Décembre mois le redémarrage du Kosovo-Serbie

Le dialogue entre le Kosovo et la Serbie devrait reprendre dès que possible. C'est aussi l'insistance des États-Unis et de l'Allemagne, qui font des efforts pour débloquer les pourparlers et ramener Pristina et Belgrade à la table des négociations. Les États-Unis ont nommé Matthew. Palmer comme représentant spécial pour les Balkans occidentaux qui a déclaré [...]
Les États-Unis ont nommé Matthew. Palmer en tant que représentant spécial pour les Balkans occidentaux, qui a déclaré que le dialogue pour la normalisation des rapports entre le Kosovo et la Serbie sera le point central de son ordre du jour.
Outre la nomination de Palmer, deux sénateurs américains arriveront au Kosovo aujourd'hui, venant à Pristina pour la seule raison, le dialogue Kosovo-Serbie.
Sur la même question, le député de la CSU a visité hier la chancelière allemande Angela Merkel, Peter Beyer, qui a appelé à la reprise du dialogue, a réuni la position allemande selon laquelle elle est classique contre l'idée de corriger les frontières.

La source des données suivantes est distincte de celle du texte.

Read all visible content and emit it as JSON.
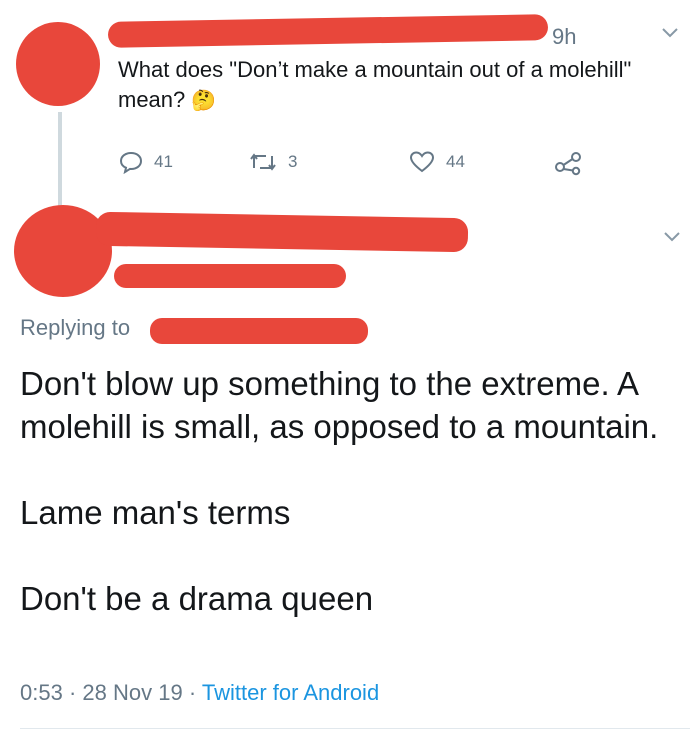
{
  "tweet": {
    "time": "9h",
    "text": "What does \"Don’t make a mountain out of a molehill\" mean?",
    "emoji": "🤔",
    "replies": "41",
    "retweets": "3",
    "likes": "44"
  },
  "reply": {
    "replying_label": "Replying to",
    "lines": [
      "Don't blow up something to the extreme. A molehill is small, as opposed to a mountain.",
      "Lame man's terms",
      "Don't be a drama queen"
    ],
    "time": "0:53",
    "date": "28 Nov 19",
    "separator": "·",
    "source": "Twitter for Android"
  },
  "colors": {
    "redaction": "#e8473b",
    "link": "#1b95e0",
    "muted": "#657786"
  }
}
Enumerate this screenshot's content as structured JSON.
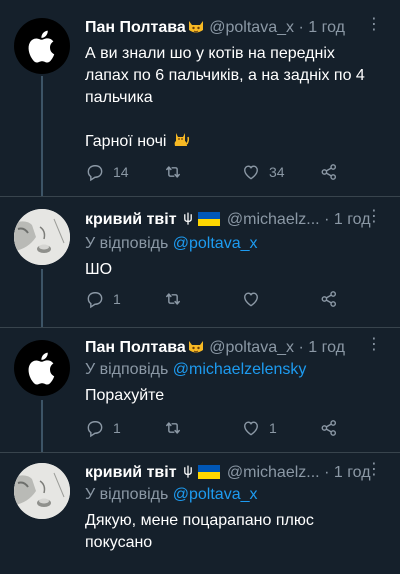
{
  "tweets": [
    {
      "name": "Пан Полтава",
      "handle": "@poltava_x",
      "sep": "·",
      "time": "1 год",
      "more": "⋮",
      "text_lines": [
        "А ви знали шо у котів на передніх",
        "лапах по 6 пальчиків, а на задніх по 4",
        "пальчика"
      ],
      "text2": "Гарної ночі",
      "replies": "14",
      "retweets": "",
      "likes": "34"
    },
    {
      "name": "кривий твіт",
      "handle": "@michaelz...",
      "sep": "·",
      "time": "1 год",
      "more": "⋮",
      "reply_prefix": "У відповідь",
      "reply_to": "@poltava_x",
      "text": "ШО",
      "replies": "1",
      "retweets": "",
      "likes": ""
    },
    {
      "name": "Пан Полтава",
      "handle": "@poltava_x",
      "sep": "·",
      "time": "1 год",
      "more": "⋮",
      "reply_prefix": "У відповідь",
      "reply_to": "@michaelzelensky",
      "text": "Порахуйте",
      "replies": "1",
      "retweets": "",
      "likes": "1"
    },
    {
      "name": "кривий твіт",
      "handle": "@michaelz...",
      "sep": "·",
      "time": "1 год",
      "more": "⋮",
      "reply_prefix": "У відповідь",
      "reply_to": "@poltava_x",
      "text_lines": [
        "Дякую, мене поцарапано плюс",
        "покусано"
      ]
    }
  ],
  "icons": {
    "reply": "reply-icon",
    "retweet": "retweet-icon",
    "like": "heart-icon",
    "share": "share-icon"
  },
  "colors": {
    "background": "#15202b",
    "secondary_text": "#8b98a5",
    "link": "#1d9bf0",
    "divider": "#38444d"
  }
}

Peter Beyer a parlé de la décision des États-Unis de nommer un représentant spécial pour les Balkans, disant qu'il serait bon que l'Union européenne nomme un tel représentant qui ne traiterait que du dialogue.
Entre-temps, le dialogue devrait reprendre à la fin de cette année, exactement en décembre. Le ministre serbe des Affaires étrangères, Ivica Dacic, l'a confirmé à la suite d'une réunion qu'il a eue à Brdo avec le secrétaire d'État adjoint américain Matthew Palmer.
Dacic a dit qu'il y a des attentes qu'il y aura des discussions plus intenses à partir de décembre, ajoutant qu'il espère que les États-Unis feront davantage pression sur Pristina pour qu'elle supprime la taxe et crée les conditions nécessaires à la poursuite du dialogue.
Leurs attentes sont d'intensifier ces pourparlers. Nous avons une période de transition dans l'Union européenne, de Moghrin à Josep Borell, puis des élections en Serbie”, a déclaré Dachic.
Il y a quelques jours à Washington, le président de la Serbie, Alexander Vuciq, a rencontré le secrétaire d'État américain Mike Pompeo et lui a parlé de la reprise du dialogue entre le Kosovo et la Serbie.
Comme l'ont rapporté les médias allemands, Pomepo aurait fait pression sur Vuciqi pour qu'il reconnaisse l'indépendance de la République du Kosovo. Entre-temps, il a été dit que les États-Unis exigent qu'une solution soit trouvée d'ici l'été 2020.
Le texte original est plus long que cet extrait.